If you've ever felt glad to get to the the "farewell" part of a family gathering, always remember -- your relatives are just that. People you are related to. You may love them, but you might not always like them, and expecting that you should always get along like the Waltons will set you up for heartache.
While there's no easy secret recipe to handling difficult rel's (besides never seeing them), I've developed a few strategies over the years that have helped carry me through family gatherings without losing my "merry."
1. Accept "Relative Reality"
Accept your "relative reality" and start strategizing -- before Santa shows up - how you can avoid sensitive 'hot button' issues and steer the focus toward the things that keep the peace and maximise the fun for all. If you're family gatherings have a track record of imploding, consider creating an exit strategy should you reach the about-to-lose-it-point.
2. Decide To Act Big... No Matter What
As I wrote in my latest book Brave, emotions are contagious so be careful not to get sucked into others negativity. That's just what they'd love. The more cynical or petty they may be, the bigger you need to be. You can't do anything to change what others say or do; you can only change what you do.
3. Pause Before Speaking
If everyone took just five seconds to think about the impact their words could have before uttering them, we'd probably live in a more peaceful world. In the pregnant pause between thinking and speaking, your neurons make the essential leap from the "monkey brain" to the "thinking" part of your brain (the prefrontal cortex.)
Before the pause you may be on track to say: "You've always been an idiot. Clearly nothing's changed." (Emotional reaction). After the pause you can smile graciously and say, "That's fascinating but you'll have to excuse me. I need to check on the (ham, kids, game... fill-in-the blank)." (Smart response)
4. Tell yourself: "It's Not About Me." Repeat as necessary
Genuinely happy people have no need to pull others down or stir up trouble. So if your sibling has a dig at you, it's not about you, it's about them and their unresolved baggage. Hurt people hurt people. So when someone says something intended to hurt you, it's because they want you to feel pain like they do. Don't take it personally, because it's not about you and never has been. Try doing a little visualisation -- picture yourself inside a bubble made of psychological Teflon, where snarky remarks bounce right off you.

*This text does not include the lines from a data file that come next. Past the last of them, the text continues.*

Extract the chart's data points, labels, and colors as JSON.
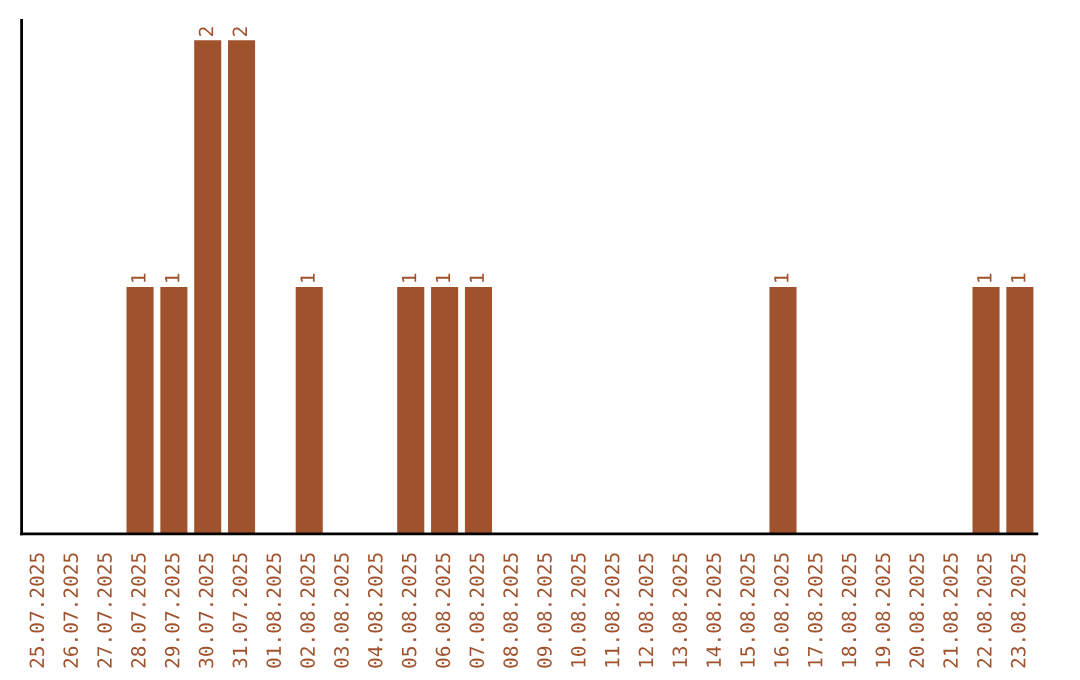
{
  "chart_data": {
    "type": "bar",
    "categories": [
      "25.07.2025",
      "26.07.2025",
      "27.07.2025",
      "28.07.2025",
      "29.07.2025",
      "30.07.2025",
      "31.07.2025",
      "01.08.2025",
      "02.08.2025",
      "03.08.2025",
      "04.08.2025",
      "05.08.2025",
      "06.08.2025",
      "07.08.2025",
      "08.08.2025",
      "09.08.2025",
      "10.08.2025",
      "11.08.2025",
      "12.08.2025",
      "13.08.2025",
      "14.08.2025",
      "15.08.2025",
      "16.08.2025",
      "17.08.2025",
      "18.08.2025",
      "19.08.2025",
      "20.08.2025",
      "21.08.2025",
      "22.08.2025",
      "23.08.2025"
    ],
    "values": [
      null,
      null,
      null,
      1,
      1,
      2,
      2,
      null,
      1,
      null,
      null,
      1,
      1,
      1,
      null,
      null,
      null,
      null,
      null,
      null,
      null,
      null,
      1,
      null,
      null,
      null,
      null,
      null,
      1,
      1
    ],
    "color": "#a0522d",
    "ylim": [
      0,
      2.08
    ],
    "data_labels": true,
    "tick_labels": "x",
    "grid": false,
    "legend": false
  }
}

5. Beware the Green Monster
Religion and politics. We've long known that religion and politics are two topics that can trigger a tension at any dinner table. However there may be others you need to steer away from. Like parenting philosophies, family vacations and careers. Sure, you may be happy to share your plans for an Club Med vacation at Spring Break but if you're sister is living in a trailer park she may not want to hear about it. Rather show your interest with more open-ended questions, like "What are you up to these days?" and keep your judgements to yourself. Be mindful of the green monster and don't you be the one to stir up trouble and raise the tension in the room.
6. Take a Chill Pill
Too many people sweat the small stuff - whether it be getting the 'stuffing' just right or having the perfect table setting. Focus on what matters most and lower your bar on everything else. Minimizing your own stress levels will help you desensitize those buttons that family seem to trigger so easily. In the big scheme of life, does it really matter if you serve lunch two hours late? If you sit further up the "control freak" end of the spectrum, and love everything to be Martha-Stewart-perfect, try to ease up on yourself and everyone else so you can enjoy the day, whatever happens. Or as my kids would say, "Take a chill pill."

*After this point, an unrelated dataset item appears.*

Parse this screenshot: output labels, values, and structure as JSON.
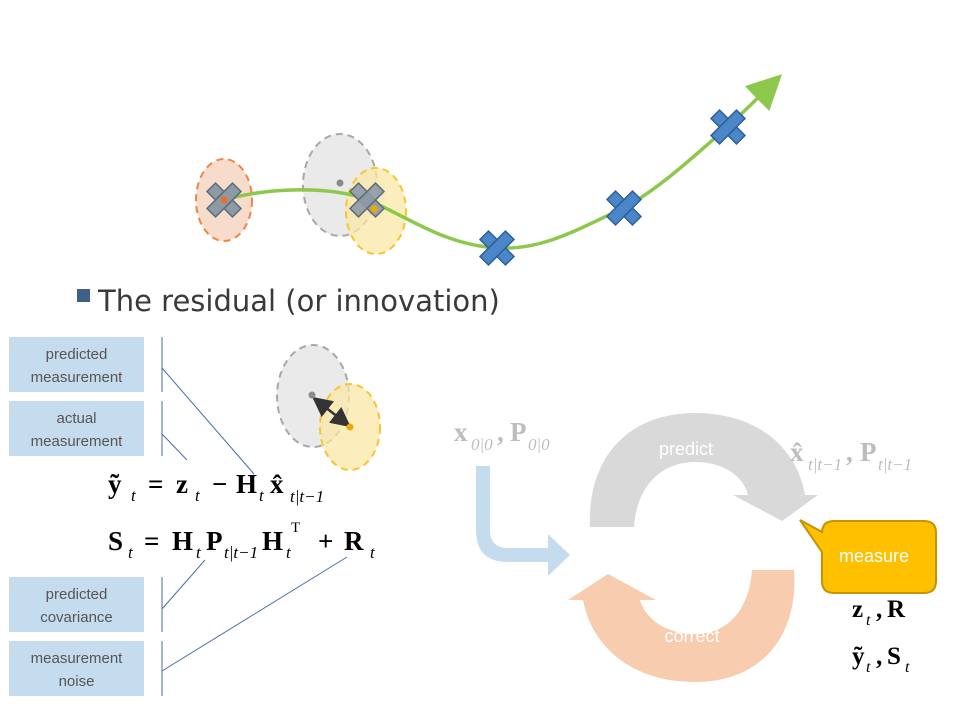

7. Remember the "Reason for the Season"
As a mother of four and big sister of seven, I believe that nothing in life is as rich as spending quality time with people you love. So focus your attention on the gift of family with all their dynamics, personalities and imperfections. And yes, cliché as it is, never forget the "reason for the season" and that you have a family that loves you (and maybe even likes you too!) There are millions of people who'd love nothing more than to be surrounded by family during at this festive time of year.
On that note, I wish you a Happy Holidays, Joyous Hanukkah, Merry Christmas, Festive Kwanza or whatever tradition dominates your life at this festive time of year.